The best Christmas present I got last year was my Trek hybrid 7.1. I, as a curious urbanite, had long been envious of those hip, healthy people navigating traffic on their bicycles, faster than pedestrians and more agile than cars. Locking up the bike and waiting at the table while the rest of us circled downtown looking for parking.
Not to mention my growing concern about carbon emissions.
I knew how to ride a bike…but I wanted to use it as a mode of transportation. Not a vacation novelty.
Finally, equipped with my sturdy, versatile bicycle, I have been slowly venturing into the world of commuter biking, photographing the ways that riding has changed my surroundings.
1) My question is no longer, “is there parking?” It’s “is there railing?”
2) Without a place to lock it up, you have to just take it inside. If the establishment has a problem with it, they need to get a bike rack.

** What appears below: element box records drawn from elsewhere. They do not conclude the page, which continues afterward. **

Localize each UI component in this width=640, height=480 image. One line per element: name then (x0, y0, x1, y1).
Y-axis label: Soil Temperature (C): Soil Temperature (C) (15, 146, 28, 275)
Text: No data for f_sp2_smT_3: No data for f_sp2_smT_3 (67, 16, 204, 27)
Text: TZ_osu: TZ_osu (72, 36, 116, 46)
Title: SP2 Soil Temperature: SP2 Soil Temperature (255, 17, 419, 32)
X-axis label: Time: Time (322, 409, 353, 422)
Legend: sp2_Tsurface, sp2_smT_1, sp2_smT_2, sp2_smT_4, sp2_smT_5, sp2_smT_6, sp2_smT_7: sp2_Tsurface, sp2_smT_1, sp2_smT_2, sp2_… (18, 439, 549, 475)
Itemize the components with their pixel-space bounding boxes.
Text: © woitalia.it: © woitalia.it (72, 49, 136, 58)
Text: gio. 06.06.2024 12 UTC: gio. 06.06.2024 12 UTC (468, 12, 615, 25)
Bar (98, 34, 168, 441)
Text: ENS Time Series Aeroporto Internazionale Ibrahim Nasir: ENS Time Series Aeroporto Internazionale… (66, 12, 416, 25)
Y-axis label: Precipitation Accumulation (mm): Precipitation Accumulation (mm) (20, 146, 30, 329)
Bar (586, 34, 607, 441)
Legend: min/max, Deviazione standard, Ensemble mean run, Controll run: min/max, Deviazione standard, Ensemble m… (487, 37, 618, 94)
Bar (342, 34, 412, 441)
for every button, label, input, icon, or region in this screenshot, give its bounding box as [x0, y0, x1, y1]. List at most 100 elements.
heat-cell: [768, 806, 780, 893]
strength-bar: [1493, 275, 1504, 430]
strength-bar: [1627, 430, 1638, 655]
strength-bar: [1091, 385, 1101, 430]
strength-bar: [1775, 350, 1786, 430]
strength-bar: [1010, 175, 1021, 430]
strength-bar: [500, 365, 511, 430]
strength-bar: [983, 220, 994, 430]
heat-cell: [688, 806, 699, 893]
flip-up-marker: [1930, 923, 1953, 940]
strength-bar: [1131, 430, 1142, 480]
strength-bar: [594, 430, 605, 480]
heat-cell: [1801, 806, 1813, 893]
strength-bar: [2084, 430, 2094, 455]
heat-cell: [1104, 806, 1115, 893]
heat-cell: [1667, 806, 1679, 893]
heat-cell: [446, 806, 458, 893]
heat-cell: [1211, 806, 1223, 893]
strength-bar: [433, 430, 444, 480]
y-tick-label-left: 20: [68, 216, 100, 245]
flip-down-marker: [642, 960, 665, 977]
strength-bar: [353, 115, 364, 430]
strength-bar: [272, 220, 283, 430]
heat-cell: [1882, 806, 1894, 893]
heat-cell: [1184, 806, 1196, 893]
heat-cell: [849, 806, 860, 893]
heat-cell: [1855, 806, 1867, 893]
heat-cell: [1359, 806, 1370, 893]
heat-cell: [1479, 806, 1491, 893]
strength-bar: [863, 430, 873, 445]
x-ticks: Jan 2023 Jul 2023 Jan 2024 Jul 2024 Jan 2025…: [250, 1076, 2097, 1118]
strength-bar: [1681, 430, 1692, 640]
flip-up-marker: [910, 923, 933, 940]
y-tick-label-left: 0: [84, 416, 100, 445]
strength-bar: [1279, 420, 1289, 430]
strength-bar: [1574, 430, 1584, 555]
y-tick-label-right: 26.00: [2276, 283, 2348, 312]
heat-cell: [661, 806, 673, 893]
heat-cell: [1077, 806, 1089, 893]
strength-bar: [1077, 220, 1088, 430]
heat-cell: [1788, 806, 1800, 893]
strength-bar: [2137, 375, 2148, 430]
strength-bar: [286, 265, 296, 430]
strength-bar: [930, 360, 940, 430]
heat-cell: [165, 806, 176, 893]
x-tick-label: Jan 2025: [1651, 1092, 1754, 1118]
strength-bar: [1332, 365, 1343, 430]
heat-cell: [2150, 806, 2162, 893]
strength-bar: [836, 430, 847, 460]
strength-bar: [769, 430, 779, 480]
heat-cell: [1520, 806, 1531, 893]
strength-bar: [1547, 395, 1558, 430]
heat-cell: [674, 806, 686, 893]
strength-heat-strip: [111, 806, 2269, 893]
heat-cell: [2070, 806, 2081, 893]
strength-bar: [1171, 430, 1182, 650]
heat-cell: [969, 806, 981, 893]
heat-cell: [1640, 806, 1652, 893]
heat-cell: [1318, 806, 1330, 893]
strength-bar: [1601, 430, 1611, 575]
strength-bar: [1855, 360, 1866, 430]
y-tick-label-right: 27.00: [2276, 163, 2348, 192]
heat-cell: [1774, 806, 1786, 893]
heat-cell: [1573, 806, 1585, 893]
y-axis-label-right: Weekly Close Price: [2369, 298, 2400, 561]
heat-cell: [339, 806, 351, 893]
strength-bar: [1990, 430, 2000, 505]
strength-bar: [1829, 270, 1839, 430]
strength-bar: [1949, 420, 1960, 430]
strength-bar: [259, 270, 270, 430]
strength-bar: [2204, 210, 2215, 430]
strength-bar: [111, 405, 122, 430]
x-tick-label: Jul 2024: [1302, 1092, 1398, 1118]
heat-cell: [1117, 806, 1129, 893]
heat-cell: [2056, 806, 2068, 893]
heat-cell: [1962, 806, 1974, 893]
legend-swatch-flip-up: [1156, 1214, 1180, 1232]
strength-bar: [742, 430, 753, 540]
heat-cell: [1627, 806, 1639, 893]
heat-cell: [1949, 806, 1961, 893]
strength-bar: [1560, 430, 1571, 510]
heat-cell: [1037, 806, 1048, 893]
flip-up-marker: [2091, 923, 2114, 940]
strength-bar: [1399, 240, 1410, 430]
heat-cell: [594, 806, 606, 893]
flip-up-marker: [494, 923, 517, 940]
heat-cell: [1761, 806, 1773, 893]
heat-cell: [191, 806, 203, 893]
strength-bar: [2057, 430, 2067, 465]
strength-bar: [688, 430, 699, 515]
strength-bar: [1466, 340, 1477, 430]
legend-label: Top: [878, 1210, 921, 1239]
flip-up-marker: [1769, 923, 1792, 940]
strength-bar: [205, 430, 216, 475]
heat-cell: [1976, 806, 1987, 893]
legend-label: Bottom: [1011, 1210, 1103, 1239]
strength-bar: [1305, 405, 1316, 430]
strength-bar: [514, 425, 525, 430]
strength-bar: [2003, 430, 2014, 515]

We have a bike rack inside.
On the other hand, while you have to valet a car, you can coat check a bike.
3) Narrow stairwells + doors that open outward = problematic.
4) I bought the most obnoxious helmet I could find, to compensate for my sensible bike.
5) There are definitely types of cyclists. You can guess which one I am (this is Lewis’s bike, but it illustrates a broader truth):
6) Unfortunately I got a flat tire once. Fortunately Lewis was around. Unfortunately he was in the Jeep. Fortunately we were at the Pearl.
7) And while it has solved many of my transit woes…riding a bike did little to alleviate the transit woe that is Fiesta.
8) This is always sort of in flux, but really bike commuting changed how I believe tax dollars should be spent. I’m more aware of a lot of things: bad roads, incomplete removal of train tracks, bad drivers, smelly dumpsters, litter, dangerous intersections, and the dead-zones created by overpasses.
It should be noted that my little reflective velcro strap that keeps my pant legs out of the gears was given to me by the MPO, who is in charge of all kinds of transportation…I mean, it says something when the people who’s salaries are paid by gas taxes are promoting biking. The people who look at transit alternatives all day.
Also, the MPO’s bike motto includes “Be Predictable.” I love when engineers take on marketing.